/K-HTC

Primary LanguagePython

K-HTC

Source code for our paper: "Enhancing Hierarchical Text Classification through Knowledge Graph Integration" [1]

Data Preparation

HTC dataset

  1. BlurbGenreCollection-EN (BGC) Dataset: https://www.inf.uni-hamburg.de/en/inst/ab/lt/resources/data/blurb-genre-collection.html
  2. Web-of-Science (WOS)[2] Dataset: https://data.mendeley.com/datasets/9rw3vkcfy4/2

Knowledge Graph

  1. We adopt the advanced knowledge graph named ConceptNet [3].

Data Process

  1. Following the strategy proposed by KagNet[4] to recognize the concepts in the documents. Please refer to the original codes: https://github.com/INK-USC/KagNet.
  2. After recognizing the concepts, adopt the OpenKE[5] to train concept embedding via TransE.

Model

After we obtain the processed data, we could run the main.py (we give the example on WOS dataset). For the convenience of reproduction, we give the input data format:

processed_data
├─wos_train.json
├─wos_valid.json
├─wos_test.json
├─wos_label_name.json
├─wos_label_relation.json
├─id2label.json
├─entity_embedding.json

  1. wos_train/valid/test.json:
{
    'token': [1, 2, 3, ..., 78], # token id
    'concept': [0, 0, 1, ..., 0], #corresponding concept id
    'concept_neighbor': [[1, 2], [3, 4], ...], corresponding concept relation
    'labels': [0, 0, 0, 0, 1, 0, ...], # one-hot
}
  1. wos_label_name.json:
{
    'token': [[1, 2, 4], ...], # num_label * list
    'concept': [[0, 1, 0], ...], # num_label * list
    'concept_neighbor': [[[1, 2], [3, 4], ...], ...], # num_label * list
}
  1. wos_label_relation.json:
[
    [0, 1], 
    [0, 2],
    ..., # [label id, label id] means these two labels have relations
]
  1. id2label.json:
{
    "0": "CS",
    "1": "Medical",
    ...
}
  1. entity_embedding.json:
# size: num_concepts * concept_embedding_size
[
    [...]
    ...
]

Citation

[1] Ye Liu, Kai Zhang, et al.
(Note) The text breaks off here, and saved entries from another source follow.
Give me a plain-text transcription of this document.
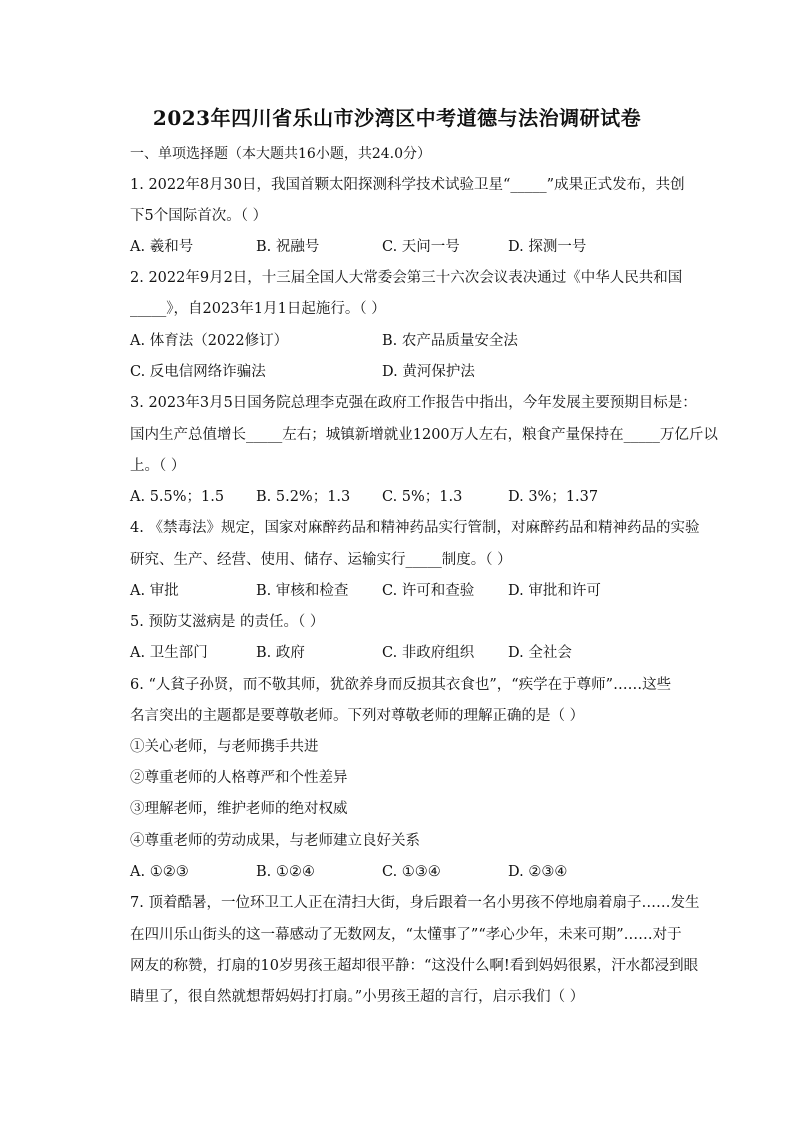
2023年四川省乐山市沙湾区中考道德与法治调研试卷
一、单项选择题（本大题共16小题，共24.0分）
1. 2022年8月30日，我国首颗太阳探测科学技术试验卫星“_____”成果正式发布，共创
下5个国际首次。（ ）
A. 羲和号	B. 祝融号	C. 天问一号	D. 探测一号
2. 2022年9月2日，十三届全国人大常委会第三十六次会议表决通过《中华人民共和国
_____》，自2023年1月1日起施行。（ ）
A. 体育法（2022修订）	B. 农产品质量安全法
C. 反电信网络诈骗法	D. 黄河保护法
3. 2023年3月5日国务院总理李克强在政府工作报告中指出，今年发展主要预期目标是：
国内生产总值增长_____左右；城镇新增就业1200万人左右，粮食产量保持在_____万亿斤以
上。（ ）
A. 5.5%；1.5 B. 5.2%；1.3 C. 5%；1.3	D. 3%；1.37
4. 《禁毒法》规定，国家对麻醉药品和精神药品实行管制，对麻醉药品和精神药品的实验
研究、生产、经营、使用、储存、运输实行_____制度。（ ）
A. 审批	B. 审核和检查 C. 许可和查验 D. 审批和许可
5. 预防艾滋病是 的责任。（ ）
A. 卫生部门	B. 政府	C. 非政府组织 D. 全社会
6. “人貧子孙贤，而不敬其师，犹欲养身而反损其衣食也”，“疾学在于尊师”……这些
名言突出的主题都是要尊敬老师。下列对尊敬老师的理解正确的是（ ）
①关心老师，与老师携手共进
②尊重老师的人格尊严和个性差异
③理解老师，维护老师的绝对权威
④尊重老师的劳动成果，与老师建立良好关系
A. ①②③	B. ①②④	C. ①③④	D. ②③④
7. 顶着酷暑，一位环卫工人正在清扫大街，身后跟着一名小男孩不停地扇着扇子……发生
在四川乐山街头的这一幕感动了无数网友，“太懂事了”“孝心少年，未来可期”……对于
网友的称赞，打扇的10岁男孩王超却很平静：“这没什么啊!看到妈妈很累，汗水都浸到眼
睛里了，很自然就想帮妈妈打打扇。”小男孩王超的言行，启示我们（ ）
Enhancing Hierarchical Text Classification through Knowledge Graph Integration[C]//Findings of the Association for Computational Linguistics: ACL 2023. 2023: 5797-5810.
[2] Kamran Kowsari, Donald E Brown, Mojtaba Heidarysafa, Kiana Jafari Meimandi, Matthew S Gerber, and Laura E Barnes. 2017. Hdltex: Hierarchical deep learning for text classification. In 2017 16th IEEE international conference on machine learning and applications (ICMLA), pages 364–371. IEEE.
[3] Robyn Speer, Joshua Chin, and Catherine Havasi. 2017. Conceptnet 5.5: An open multilingual graph of general knowledge. In Thirty-first AAAI conference on artificial intelligence.
[4] Bill Yuchen Lin, Xinyue Chen, Jamin Chen, and Xiang Ren. 2019. Kagnet: Knowledge-aware graph networks for commonsense reasoning. In Proceedings of the 2019 Conference on Empirical Methods in Natural Language Processing and the 9th International Joint Conference on Natural Language Processing (EMNLP-IJCNLP), pages 2829–2839.
[5] Xu Han, Shulin Cao, Xin Lv, Yankai Lin, Zhiyuan Liu, Maosong Sun, and Juanzi Li. 2018. Openke: An open toolkit for knowledge embedding. In Proceedings of the 2018 conference on empirical methods in natural language processing: system demonstrations, pages 139–144.